Journeyman, Apprentice, and Certified Payroll
FieldTimesheet carries each worker's classification and pay rate through every segment, so a journeyman's hour on Job B and an apprentice's hour on the same job cost the job the right amount — and export clean for certified payroll.
This is the layer the generic construction articles ignore entirely. An electrical crew isn't four interchangeable bodies; it's a journeyman at one rate and two apprentices at another, and the job has to be costed at each person's real number.
For government, school, and commercial-bid work under Davis-Bacon or state prevailing-wage law, it's not optional. You owe a certified payroll report showing each worker's classification, hours per job, and the correct prevailing rate — per site, per week.
Three things make that report survivable when your crew works four sites a day:
- Classification rides with the worker, so every segment already carries journeyman or apprentice status.
- Hours are split per job, so the report shows the right hours at the right site without hand-sorting.
- Rates apply automatically, so the apprentice-to-journeyman ratio and the prevailing rate export instead of being retyped into a WH-347 by hand.

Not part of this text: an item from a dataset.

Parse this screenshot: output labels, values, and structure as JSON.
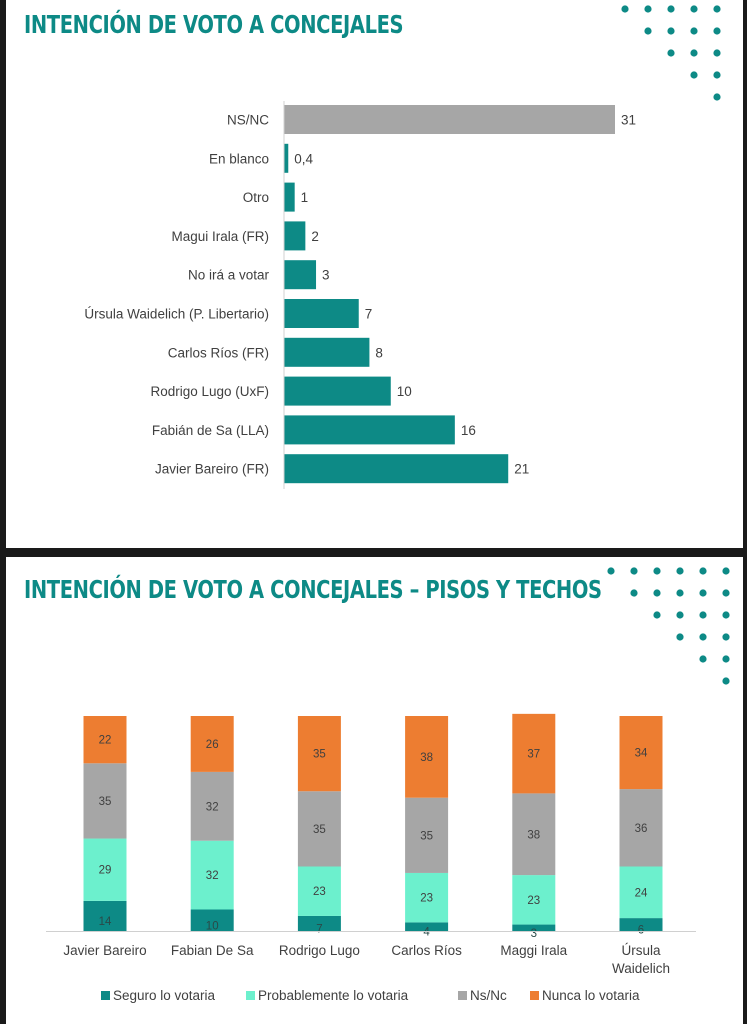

What to Look for in a Multi-Site Time Clock for Electrical Crews
Not every "construction time clock" handles the same-day, multi-site reality. Here's what actually matters when your crew moves, versus what matters when it sits on one build for months.

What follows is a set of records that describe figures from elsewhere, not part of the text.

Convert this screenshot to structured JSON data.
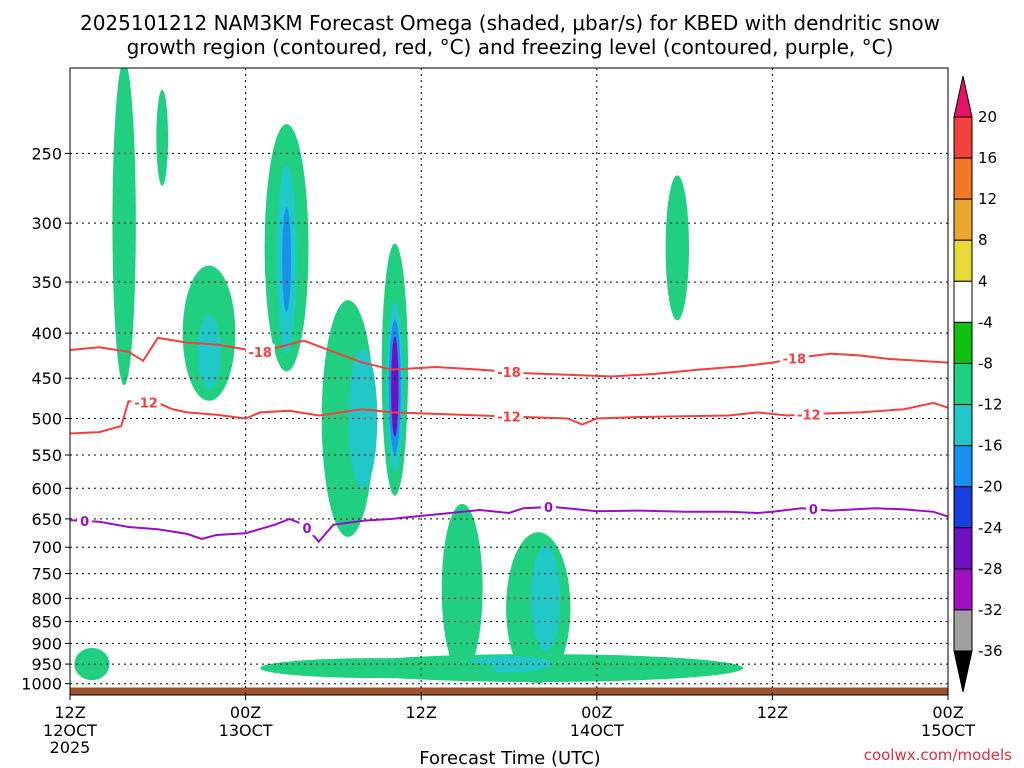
{
  "title": {
    "line1": "2025101212 NAM3KM Forecast Omega (shaded, μbar/s) for KBED with dendritic snow",
    "line2": "growth region (contoured, red, °C) and freezing level (contoured, purple, °C)"
  },
  "credit": "coolwx.com/models",
  "chart_data": {
    "type": "heatmap",
    "title": "2025101212 NAM3KM Forecast Omega (shaded, μbar/s) for KBED with dendritic snow growth region (contoured, red, °C) and freezing level (contoured, purple, °C)",
    "xlabel": "Forecast Time (UTC)",
    "ylabel": "",
    "x_range_hours": [
      0,
      60
    ],
    "y_range_mb": [
      200,
      1030
    ],
    "y_scale": "log-pressure (inverted)",
    "grid": true,
    "y_ticks": [
      250,
      300,
      350,
      400,
      450,
      500,
      550,
      600,
      650,
      700,
      750,
      800,
      850,
      900,
      950,
      1000
    ],
    "x_ticks": [
      {
        "hour": 0,
        "line1": "12Z",
        "line2": "12OCT",
        "line3": "2025"
      },
      {
        "hour": 12,
        "line1": "00Z",
        "line2": "13OCT",
        "line3": ""
      },
      {
        "hour": 24,
        "line1": "12Z",
        "line2": "",
        "line3": ""
      },
      {
        "hour": 36,
        "line1": "00Z",
        "line2": "14OCT",
        "line3": ""
      },
      {
        "hour": 48,
        "line1": "12Z",
        "line2": "",
        "line3": ""
      },
      {
        "hour": 60,
        "line1": "00Z",
        "line2": "15OCT",
        "line3": ""
      }
    ],
    "colorbar": {
      "levels": [
        20,
        16,
        12,
        8,
        4,
        -4,
        -8,
        -12,
        -16,
        -20,
        -24,
        -28,
        -32,
        -36
      ],
      "colors": [
        "#e8116a",
        "#f0413c",
        "#f07828",
        "#e8a830",
        "#e8d838",
        "#ffffff",
        "#10c010",
        "#20d080",
        "#20c8c8",
        "#1890f0",
        "#1840e0",
        "#7010c0",
        "#a010c0",
        "#a0a0a0",
        "#000000"
      ]
    },
    "contours": [
      {
        "name": "dgz_-18",
        "label": "-18",
        "color": "#f04040",
        "points": [
          [
            0,
            418
          ],
          [
            2,
            415
          ],
          [
            4,
            420
          ],
          [
            5,
            430
          ],
          [
            6,
            405
          ],
          [
            8,
            410
          ],
          [
            10,
            412
          ],
          [
            13,
            420
          ],
          [
            16,
            408
          ],
          [
            18,
            420
          ],
          [
            20,
            432
          ],
          [
            22,
            440
          ],
          [
            25,
            437
          ],
          [
            28,
            440
          ],
          [
            31,
            444
          ],
          [
            34,
            446
          ],
          [
            37,
            448
          ],
          [
            40,
            445
          ],
          [
            43,
            440
          ],
          [
            46,
            436
          ],
          [
            48,
            432
          ],
          [
            50,
            426
          ],
          [
            52,
            422
          ],
          [
            54,
            424
          ],
          [
            56,
            428
          ],
          [
            58,
            430
          ],
          [
            60,
            432
          ]
        ],
        "label_hours": [
          13,
          30,
          49.5
        ]
      },
      {
        "name": "dgz_-12",
        "label": "-12",
        "color": "#f04040",
        "points": [
          [
            0,
            520
          ],
          [
            2,
            518
          ],
          [
            3.5,
            510
          ],
          [
            4,
            478
          ],
          [
            6,
            480
          ],
          [
            7,
            488
          ],
          [
            8,
            492
          ],
          [
            10,
            495
          ],
          [
            12,
            500
          ],
          [
            13,
            492
          ],
          [
            15,
            490
          ],
          [
            17,
            496
          ],
          [
            20,
            488
          ],
          [
            22,
            492
          ],
          [
            25,
            494
          ],
          [
            28,
            496
          ],
          [
            31,
            498
          ],
          [
            34,
            500
          ],
          [
            35,
            508
          ],
          [
            36,
            500
          ],
          [
            39,
            498
          ],
          [
            42,
            497
          ],
          [
            45,
            496
          ],
          [
            47,
            492
          ],
          [
            49,
            496
          ],
          [
            51,
            494
          ],
          [
            54,
            492
          ],
          [
            57,
            488
          ],
          [
            59,
            480
          ],
          [
            60,
            486
          ]
        ],
        "label_hours": [
          5.2,
          30,
          50.5
        ]
      },
      {
        "name": "freezing_0",
        "label": "0",
        "color": "#9a10c0",
        "points": [
          [
            0,
            652
          ],
          [
            2,
            655
          ],
          [
            4,
            664
          ],
          [
            6,
            668
          ],
          [
            8,
            676
          ],
          [
            9,
            685
          ],
          [
            10,
            678
          ],
          [
            12,
            675
          ],
          [
            14,
            660
          ],
          [
            15,
            650
          ],
          [
            16,
            660
          ],
          [
            17,
            690
          ],
          [
            18,
            660
          ],
          [
            20,
            653
          ],
          [
            22,
            650
          ],
          [
            24,
            645
          ],
          [
            26,
            640
          ],
          [
            28,
            635
          ],
          [
            30,
            640
          ],
          [
            31,
            632
          ],
          [
            33,
            630
          ],
          [
            36,
            637
          ],
          [
            39,
            636
          ],
          [
            42,
            638
          ],
          [
            45,
            638
          ],
          [
            47,
            640
          ],
          [
            48,
            638
          ],
          [
            50,
            632
          ],
          [
            52,
            636
          ],
          [
            55,
            632
          ],
          [
            57,
            634
          ],
          [
            59,
            638
          ],
          [
            60,
            646
          ]
        ],
        "label_hours": [
          1,
          16.2,
          32.7,
          50.8
        ]
      }
    ],
    "shaded_regions": [
      {
        "level": -8,
        "cx": 1.5,
        "cy": 950,
        "rx": 1.2,
        "ry": 40
      },
      {
        "level": -8,
        "cx": 3.7,
        "cy": 300,
        "rx": 0.8,
        "ry": 120
      },
      {
        "level": -8,
        "cx": 6.3,
        "cy": 240,
        "rx": 0.4,
        "ry": 30
      },
      {
        "level": -8,
        "cx": 9.5,
        "cy": 400,
        "rx": 1.8,
        "ry": 70
      },
      {
        "level": -12,
        "cx": 9.5,
        "cy": 420,
        "rx": 0.8,
        "ry": 40
      },
      {
        "level": -8,
        "cx": 14.8,
        "cy": 320,
        "rx": 1.5,
        "ry": 100
      },
      {
        "level": -12,
        "cx": 14.8,
        "cy": 330,
        "rx": 0.7,
        "ry": 80
      },
      {
        "level": -16,
        "cx": 14.8,
        "cy": 330,
        "rx": 0.3,
        "ry": 45
      },
      {
        "level": -8,
        "cx": 19,
        "cy": 500,
        "rx": 1.8,
        "ry": 150
      },
      {
        "level": -12,
        "cx": 20,
        "cy": 500,
        "rx": 1.0,
        "ry": 90
      },
      {
        "level": -8,
        "cx": 22.2,
        "cy": 440,
        "rx": 0.9,
        "ry": 140
      },
      {
        "level": -12,
        "cx": 22.2,
        "cy": 460,
        "rx": 0.6,
        "ry": 100
      },
      {
        "level": -16,
        "cx": 22.2,
        "cy": 460,
        "rx": 0.4,
        "ry": 80
      },
      {
        "level": -24,
        "cx": 22.2,
        "cy": 460,
        "rx": 0.25,
        "ry": 60
      },
      {
        "level": -8,
        "cx": 26.8,
        "cy": 780,
        "rx": 1.4,
        "ry": 170
      },
      {
        "level": -8,
        "cx": 32,
        "cy": 820,
        "rx": 2.2,
        "ry": 160
      },
      {
        "level": -12,
        "cx": 32.5,
        "cy": 800,
        "rx": 1.0,
        "ry": 110
      },
      {
        "level": -8,
        "cx": 32,
        "cy": 960,
        "rx": 14,
        "ry": 35
      },
      {
        "level": -12,
        "cx": 30,
        "cy": 950,
        "rx": 3,
        "ry": 20
      },
      {
        "level": -8,
        "cx": 41.5,
        "cy": 320,
        "rx": 0.8,
        "ry": 60
      },
      {
        "level": -8,
        "cx": 21,
        "cy": 960,
        "rx": 8,
        "ry": 25
      }
    ],
    "terrain_hpa": 1010
  }
}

| Feature | Why it matters for a moving electrical crew |
|---|---|
| Mid-shift job switch | Move the whole crew from Site A to Site B on one card, no clock-out-for-the-day |
| Geofence auto-recognition | Right job code without the foreman typing an address at every stop |
| Per-segment cost codes | Service vs. rough-in vs. trim isolated even within one morning |
| Offline clock-in | Punches survive inside metal panels, basements, and concrete parking structures |
| Classification & rate per worker | Journeyman and apprentice cost the job correctly; certified payroll exports clean |
| QuickBooks customer:job sync | Four stops become four correctly-costed jobs, not one lump |
| Travel-segment capture | Drive time is classified and provable, not buried in a job's hours |
Offline is easy to underweight until a tech is standing inside a grounded metal enclosure with no signal. A time clock that drops punches indoors is a time clock that fails on exactly the jobs electricians do. FieldTimesheet queues offline punches and syncs them when signal returns.
If you're weighing your options, our time tracking guide compares the field against these criteria, and the labor cost calculator puts a dollar figure on your own crew's misallocation.
The Bottom Line
When an electrical contractor crew clocks in at multiple job sites the same day, the whole game is keeping each stop's hours attached to that stop — through the switch, through the drive, through payroll, and into QuickBooks.
Get that right and every bid you write is priced against what the work actually costs. Get it wrong and you're guessing, one fuzzy timecard at a time.
The crew doesn't change how it works. The foreman taps a switch when the truck rolls, and the math takes care of itself.